Taiwanese telco Far EasTone and Morgan Stanley are reportedly close to striking a $2.3 billion deal with MBK Partners to acquire Taiwan’s largest cable operator, China Network Systems.
The deal would allow Far EasTone to provide a bundled package of phone and cable services. The company believes this would allow it to bring costs down for consumers and provide a broader range of services.
The Wall Street Journal reports the parties have already signed a memorandum of understanding and are in the final stages of working out the full agreement.
China Network Systems is the dominant cable provider in many major Taiwanese markets including Taipei, Taiwan’s capital city. The company has 1.3 million subscribers overall, 1 million of which are fully digital customers, as well 250,00 broadband customers
In order for telcos and cable companies keep up with content costs and mobile video demand, they have had to become more diversified to keep up with over-the-top providers such as Netflix. A trend of consolidation has swept the industries throughout the world.
In the U.S., AT&T and DirectTV are very close to solidifying a $49 billion deal. T-Mobile US and Dish Network have been rumored to be discussing a merger for quite some time. T-Mobile US’ parent company, Deutsche Telekom, has reportedly been shopping the “uncarrier” around to many different potential suitors including Comcast.

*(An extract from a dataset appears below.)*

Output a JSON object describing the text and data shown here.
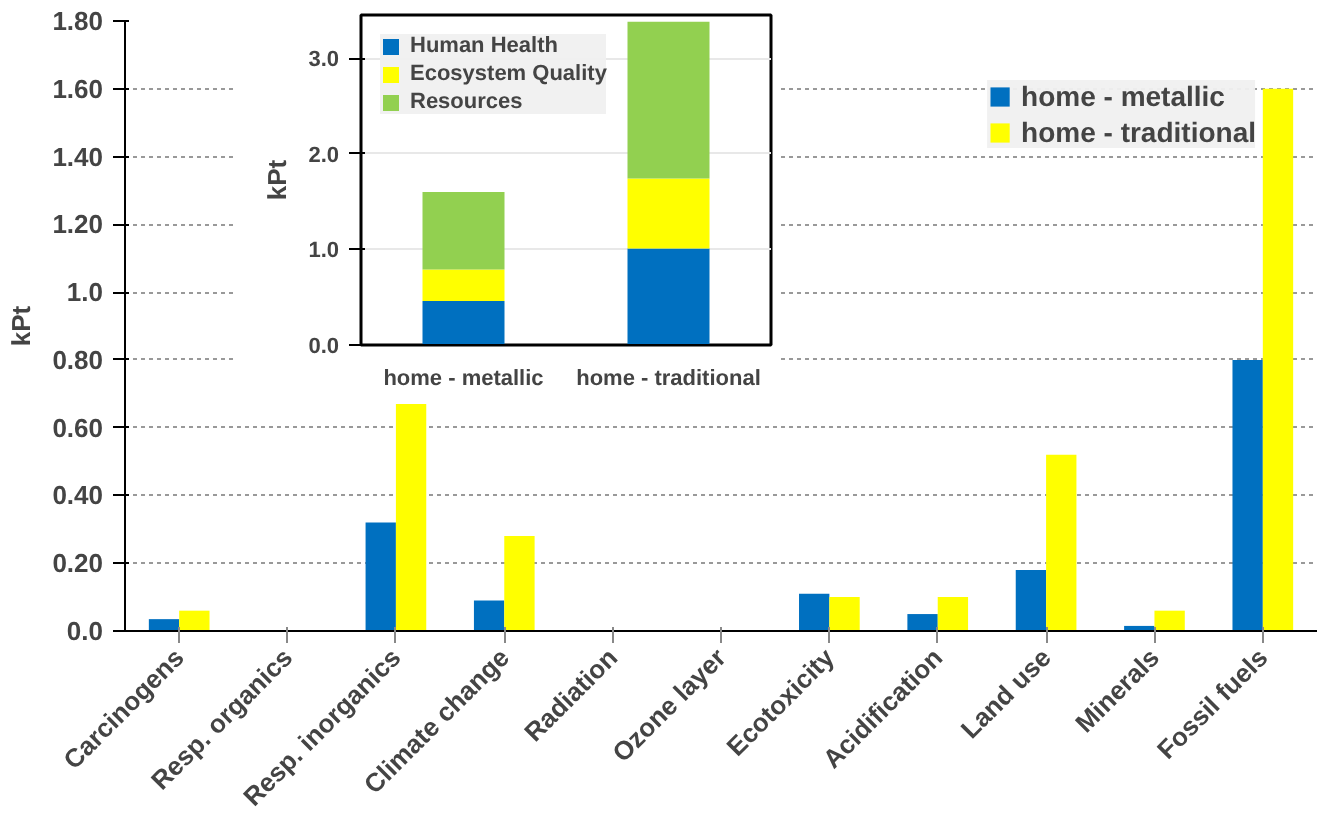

Investors outside the industry have also been trying to get a piece of the action. Liberty Global has shown interest in adding mobile assets to its European holdings, according to The Wall Street Journal.
MBK Partners, a private equity fund-management firm, has done quite well with its investment since acquiring China Network Systems in 2007. It has reportedly returned substantial capital to its investors.